I hope Zebralight will offer red filter as an accessory for current headlamps or integrate one in some of the future models.

Cheers!
Andrey

It is a nice crowd here, by the way.


----------



## Patriot (Feb 14, 2009)

That was creative and doesn't interfere with the switch.


----------



## noelex (Feb 14, 2009)

Nice conversion.
I have a H50 and a setting preserving night vision (which I presume is the aim) would be useful.
The light has to be very dull, however, to achieve this I cannot image a single red filter would be enough to attenuate the light sufficiently on my H50 let alone an H60.
The link you provided "the red myth" is commonly quoted, but IMHO has been written by someone with little knowledge of the physiology of the visual system.


----------



## Andrey (Feb 14, 2009)

Since there is very little amount of red emitted by white LEDs, light passing through the filter is very dim.
To my eyes red with filter appears five times less bright as white without filter on the same lamp setting.
In 0.5 lm mode with red filter I can barely see a hand in front.

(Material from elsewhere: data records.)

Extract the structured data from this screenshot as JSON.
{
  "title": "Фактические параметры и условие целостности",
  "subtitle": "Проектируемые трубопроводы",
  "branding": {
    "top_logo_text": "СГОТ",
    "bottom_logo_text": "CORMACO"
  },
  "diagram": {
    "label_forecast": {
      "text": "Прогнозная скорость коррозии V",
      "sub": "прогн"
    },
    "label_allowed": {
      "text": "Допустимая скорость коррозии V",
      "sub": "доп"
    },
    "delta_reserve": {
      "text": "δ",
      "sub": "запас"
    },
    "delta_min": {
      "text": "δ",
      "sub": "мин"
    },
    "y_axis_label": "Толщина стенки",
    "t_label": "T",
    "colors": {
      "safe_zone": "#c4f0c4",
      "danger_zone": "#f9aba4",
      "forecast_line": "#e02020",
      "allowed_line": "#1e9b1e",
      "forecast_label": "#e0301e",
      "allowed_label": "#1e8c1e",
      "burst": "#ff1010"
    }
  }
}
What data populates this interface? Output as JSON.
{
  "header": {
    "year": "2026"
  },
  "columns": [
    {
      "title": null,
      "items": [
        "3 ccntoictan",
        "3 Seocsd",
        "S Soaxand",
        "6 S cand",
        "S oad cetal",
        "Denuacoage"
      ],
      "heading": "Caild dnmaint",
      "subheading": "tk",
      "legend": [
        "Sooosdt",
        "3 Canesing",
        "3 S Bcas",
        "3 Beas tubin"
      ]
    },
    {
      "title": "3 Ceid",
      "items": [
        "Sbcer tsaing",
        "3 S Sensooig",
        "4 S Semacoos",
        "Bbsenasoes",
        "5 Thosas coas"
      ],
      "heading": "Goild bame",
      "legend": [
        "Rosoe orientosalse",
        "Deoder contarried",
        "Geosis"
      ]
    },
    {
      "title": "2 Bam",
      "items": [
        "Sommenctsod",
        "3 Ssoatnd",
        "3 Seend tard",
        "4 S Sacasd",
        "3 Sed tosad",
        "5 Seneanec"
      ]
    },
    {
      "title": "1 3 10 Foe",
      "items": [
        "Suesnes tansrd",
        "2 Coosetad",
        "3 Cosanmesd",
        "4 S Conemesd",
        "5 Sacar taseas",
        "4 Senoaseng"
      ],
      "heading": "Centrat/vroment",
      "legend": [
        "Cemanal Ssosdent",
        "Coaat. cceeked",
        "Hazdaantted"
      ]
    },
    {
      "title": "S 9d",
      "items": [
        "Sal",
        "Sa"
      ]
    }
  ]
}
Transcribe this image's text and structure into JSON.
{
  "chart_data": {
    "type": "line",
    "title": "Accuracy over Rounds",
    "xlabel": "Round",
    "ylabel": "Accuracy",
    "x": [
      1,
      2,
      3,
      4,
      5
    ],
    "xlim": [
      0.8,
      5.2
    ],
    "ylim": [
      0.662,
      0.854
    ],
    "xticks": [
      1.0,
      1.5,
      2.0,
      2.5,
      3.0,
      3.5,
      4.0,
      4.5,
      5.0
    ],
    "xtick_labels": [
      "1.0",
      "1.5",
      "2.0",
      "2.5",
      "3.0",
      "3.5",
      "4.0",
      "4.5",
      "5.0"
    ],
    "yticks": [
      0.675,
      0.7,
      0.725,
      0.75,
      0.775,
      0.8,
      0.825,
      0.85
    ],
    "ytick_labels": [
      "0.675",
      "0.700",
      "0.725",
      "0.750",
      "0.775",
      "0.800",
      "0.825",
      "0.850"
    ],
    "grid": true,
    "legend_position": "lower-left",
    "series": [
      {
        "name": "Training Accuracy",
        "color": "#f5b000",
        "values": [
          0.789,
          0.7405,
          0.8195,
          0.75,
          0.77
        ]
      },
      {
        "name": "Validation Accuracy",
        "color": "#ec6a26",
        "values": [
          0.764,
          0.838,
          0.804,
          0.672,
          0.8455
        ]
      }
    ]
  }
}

While 3 lm state provides just right lighting to preserve night vision. This almost matches H50's 2.6 lm.

I would like to better understand human vision at night.
Could you point to an appropriate source?

Thanks,
Andrey


----------



## Shorty66 (Feb 14, 2009)

very nice conversion. The added asph lens could be done the same way.
At the moment i just fixed my apsh-lenses with some cord... perhaps ill do something similar for them.


----------



## noelex (Feb 14, 2009)

Andrey said:


> Since there is very little amount of red emitted by white LEDs, light passing through the filter is very dim.
> To my eyes red with filter appears five times less bright as white without filter on the same lamp setting.
> In 0.5 lm mode with red filter I can barely see a hand in front. While 3 lm state provides just right lighting to preserve night vision. This almost matches H50's 2.6 lm.
> 
> ...


The effect of filters in front of an LED is difficult to predict. As you point out LED's produce little red and this may enable you to get the light dim enough to preserve dark adaption and warrant the use of the red colour in the first place. The fact you could get the light dim enough to barely see your hand in front of you face sounds promising but 5X less bright than an unfiltered light would be much too too bright.
A simple test would be to fully dark adapt (say 30 mins in absolute dark) use the Zebralight and filter with one eye only (keep the other eye covered). Then compare your vision between the 2 eyes in very dim (say starlight only) conditions.

A good paper on dark adapation is
*SOME BASIC PRINCIPLES OF DARK ADAPTATION*
ROBB McDONALD, M.D. 
_Arch Ophthal._ 1940;23(4):841-851


Unfortunatly it is not available free.
The best, but rather limited free publication seems to be

http://webvision.med.utah.edu/light_dark.html


----------